“At this point we do not have a medication that can cure autism, so if a doctor tells you that there is one, get up and run away!” This was the advice that Luke Tsai, M.D., a professor of psychiatry and pediatrics at the University of Michigan Medical School and director of the school’s Developmental Disorders/Autism Program, gave those persons attending the national autism conference in San Diego in July.
Nonetheless, he reassured them, some psychotropic drugs can lessen some of the symptoms of autism—for example, the difficulty paying attention, ritualistic actions, or tics. The serotonin-reuptake inhibitors, he added, may also make autism patients a bit more sociable, although there are really no medications that can improve their social skills or help them with speech development.
For the approximately 30 percent of autism patients who experience seizures, anticonvulsants such as carbamazepine and valproic acid can help, reported Roberto Tuchman, M.D., a child neurologist and clinical assistant professor of neurology at the University of Miami School of Medicine. The reasons such medications help autism patients, he explained, may have to do not only with their ability to counter seizures, but with their ability to stabilize moods.

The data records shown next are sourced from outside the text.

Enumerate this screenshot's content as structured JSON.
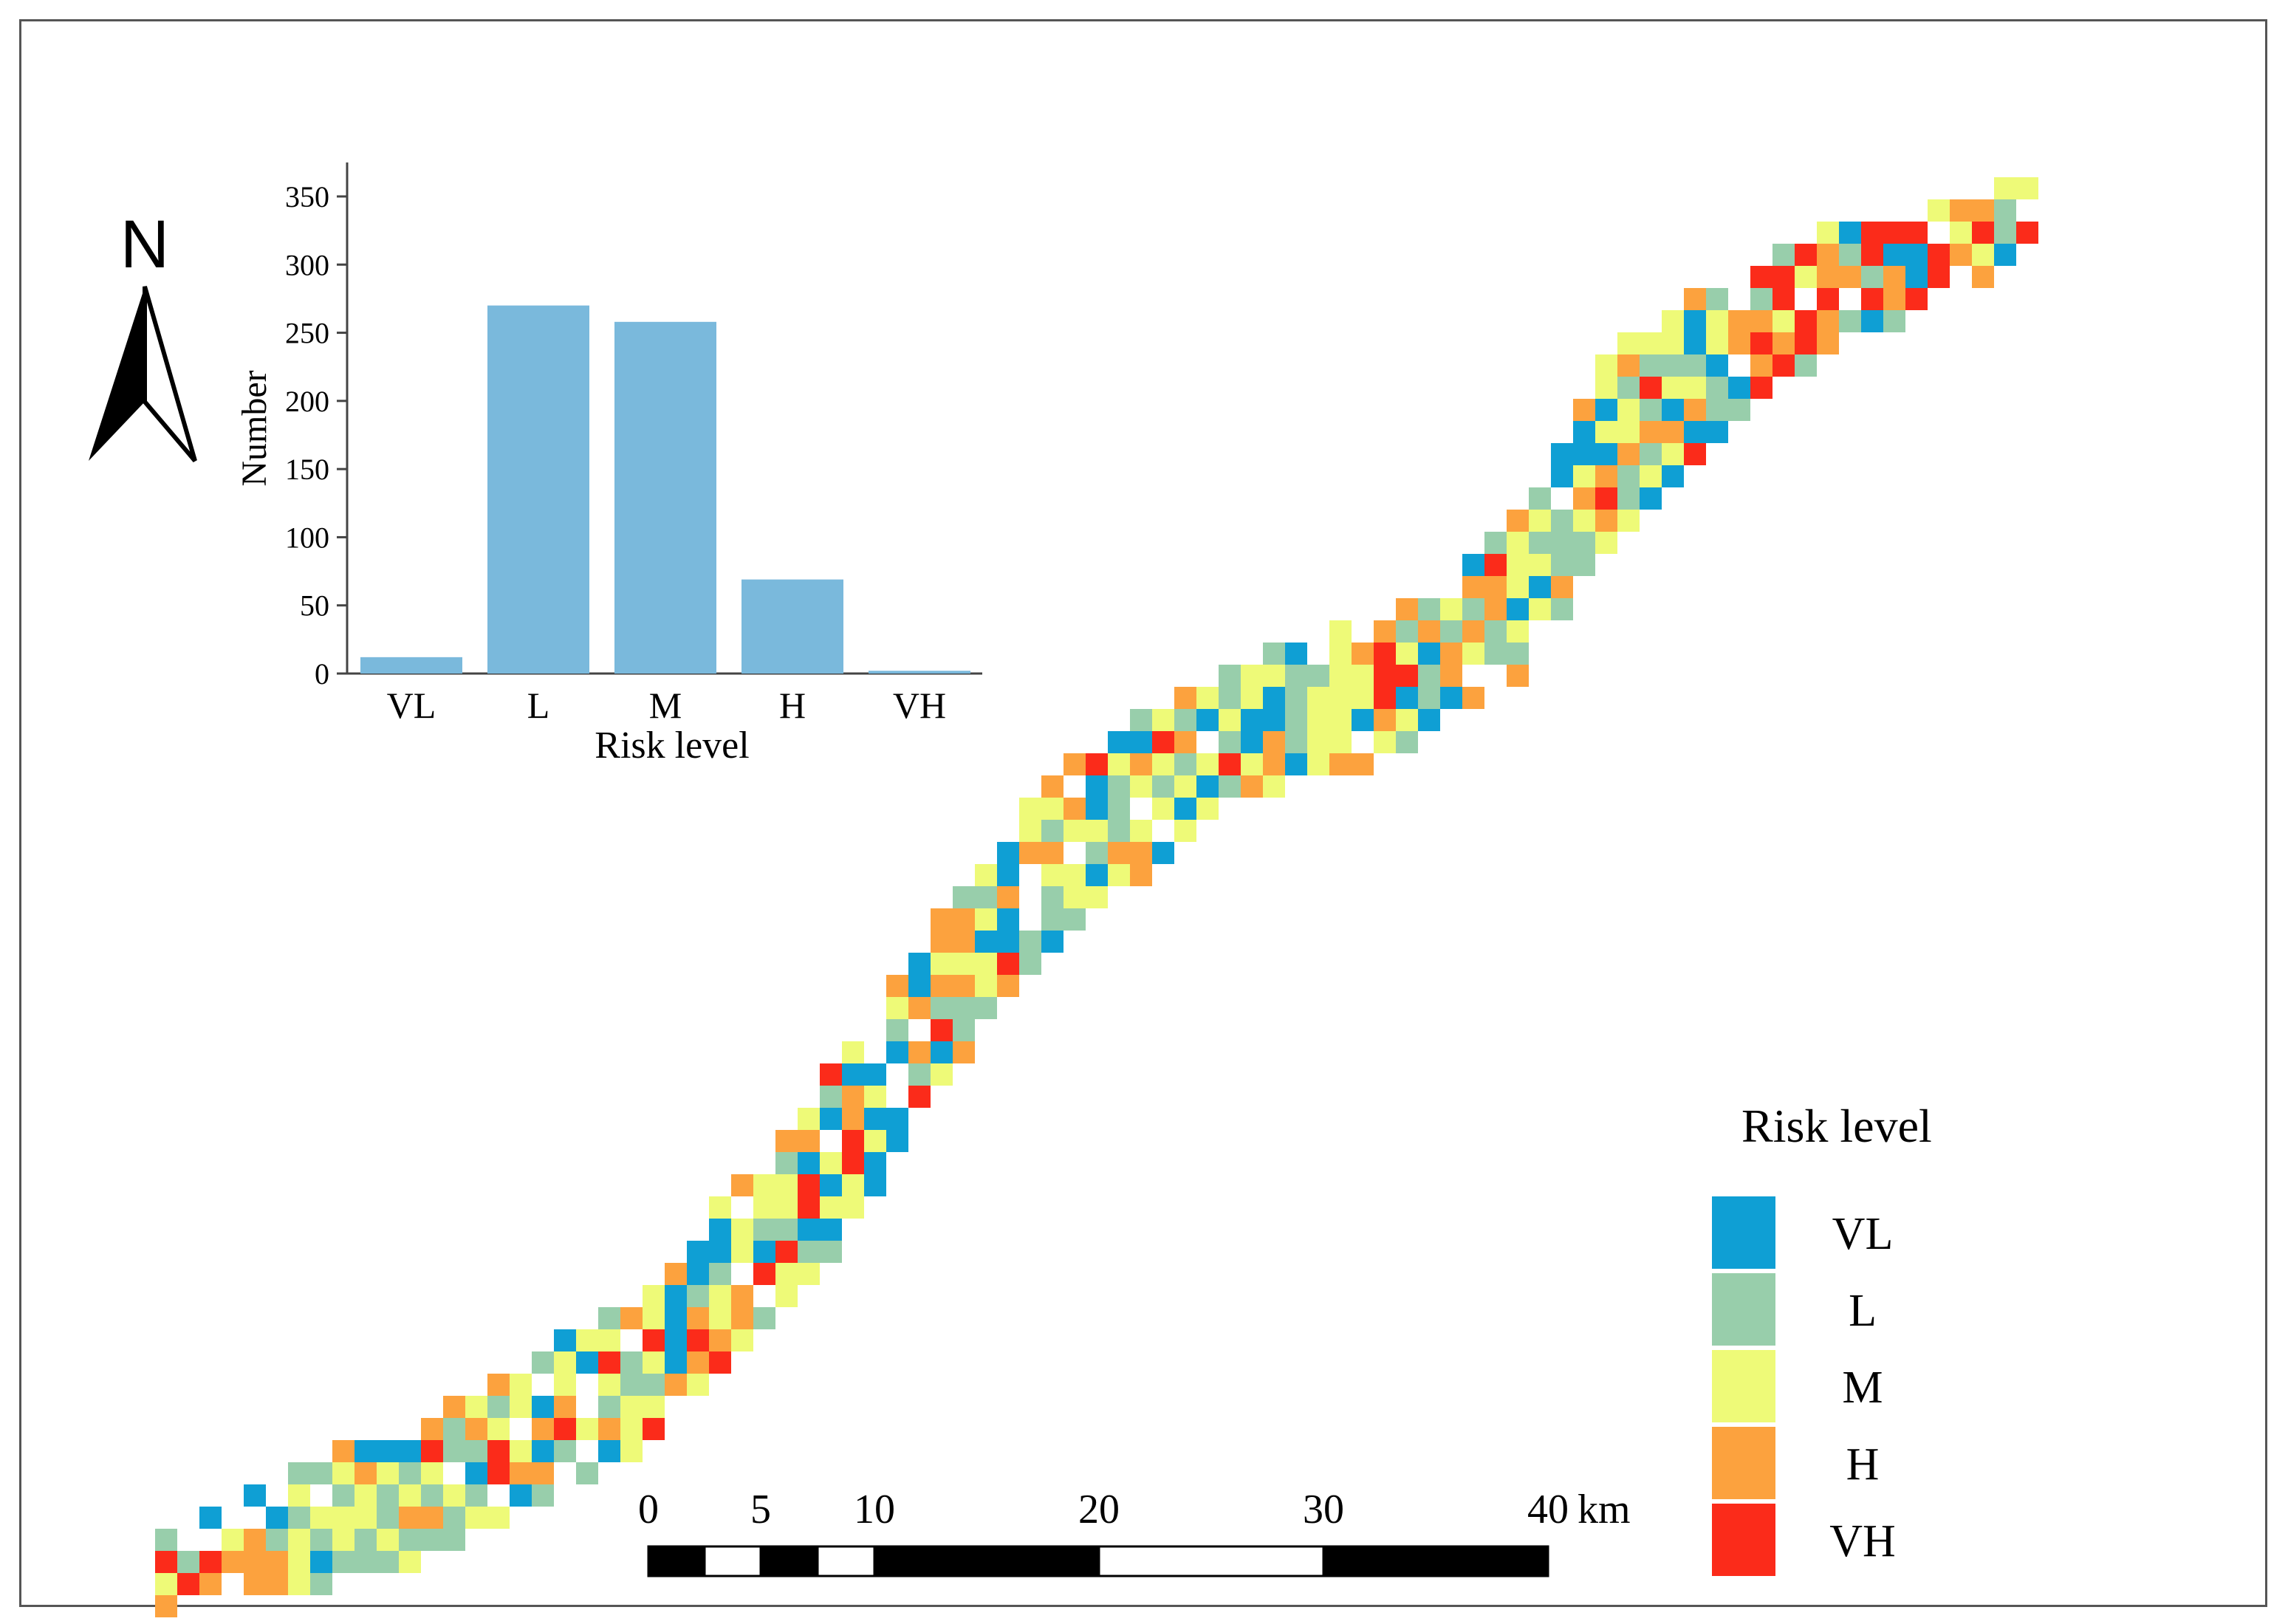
{
  "north_arrow": {
    "label": "N"
  },
  "histogram": {
    "type": "bar",
    "categories": [
      "VL",
      "L",
      "M",
      "H",
      "VH"
    ],
    "values": [
      12,
      270,
      258,
      69,
      2
    ],
    "ylabel": "Number",
    "xlabel": "Risk level",
    "ylim": [
      0,
      360
    ],
    "yticks": [
      "0",
      "50",
      "100",
      "150",
      "200",
      "250",
      "300",
      "350"
    ],
    "bar_color": "#7ab9dc"
  },
  "scale_bar": {
    "ticks": [
      "0",
      "5",
      "10",
      "20",
      "30",
      "40"
    ],
    "unit": "km"
  },
  "legend": {
    "title": "Risk level",
    "items": [
      {
        "label": "VL",
        "color": "#0f9fd4"
      },
      {
        "label": "L",
        "color": "#98ceab"
      },
      {
        "label": "M",
        "color": "#eefa78"
      },
      {
        "label": "H",
        "color": "#fca23e"
      },
      {
        "label": "VH",
        "color": "#fb2b1a"
      }
    ]
  },
  "risk_map": {
    "description_levels": [
      "VL",
      "L",
      "M",
      "H",
      "VH"
    ]
  }
}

Some unconventional treatments might also benefit autism patients, various conference speakers indicated. One was Amy Holmes, M.D., a radiation oncologist from Baton Rouge, La.
Holmes related how for 15 years she and her husband, also a physician, had tried to have a child. And when one finally arrived in 1995, they were overjoyed. At first their son appeared to be healthy and happy. But as the months went by, he started to retreat into himself. “He treated my husband and me like pieces of furniture,” Holmes recalled, and as his grandmother started to notice, “He has become a most unloving child.” He would sit and focus on a leaf for hours at a time, she noted. In 1997 a pediatric neurologist diagnosed him as having severe autism.
Holmes and her husband gave him various types of medications as well as speech therapy, but those interventions did not help him. In fact, he continued to regress. So they started exploring some unconventional treatment routes and in the process learned that he had high levels of lead in his body. So they took steps to have it removed, and afterward his attention and language improved a little. They then determined that he had high levels of mercury in his body and acted to remove that as well.
After those procedures, Holmes said, his I.Q. improved, and he started catching up on months of language development. By December 2000, she said, his I.Q. had reached the normal range, and as of this summer, he no longer meets diagnostic criteria for autism. He can participate in conversation, play with other children, ride a bike, and roller blade. He will start first grade in the fall.
Holmes was so overwhelmed by the dramatic improvement in her son’s health that she decided to conduct an open pilot study to see whether mercury removal might also benefit other children with autism. Of the 152 children who participated, 54 (36 percent) experienced some improvement, she said. Holmes is planning to publish the pilot study’s results and also to conduct a double-blind, placebo-controlled trial to further explore and document the value of the technique against autism.
Not surprisingly, many physicians view such unconventional treatments with skepticism or downright hostility, said Paul Hardy, M.D., a neurologist and psychiatrist from Hingham, Mass. Even up to four years ago, he admitted, he thought that such treatments were bogus. However, he now believes that such treatments should be given a chance and that there may even be some value to them.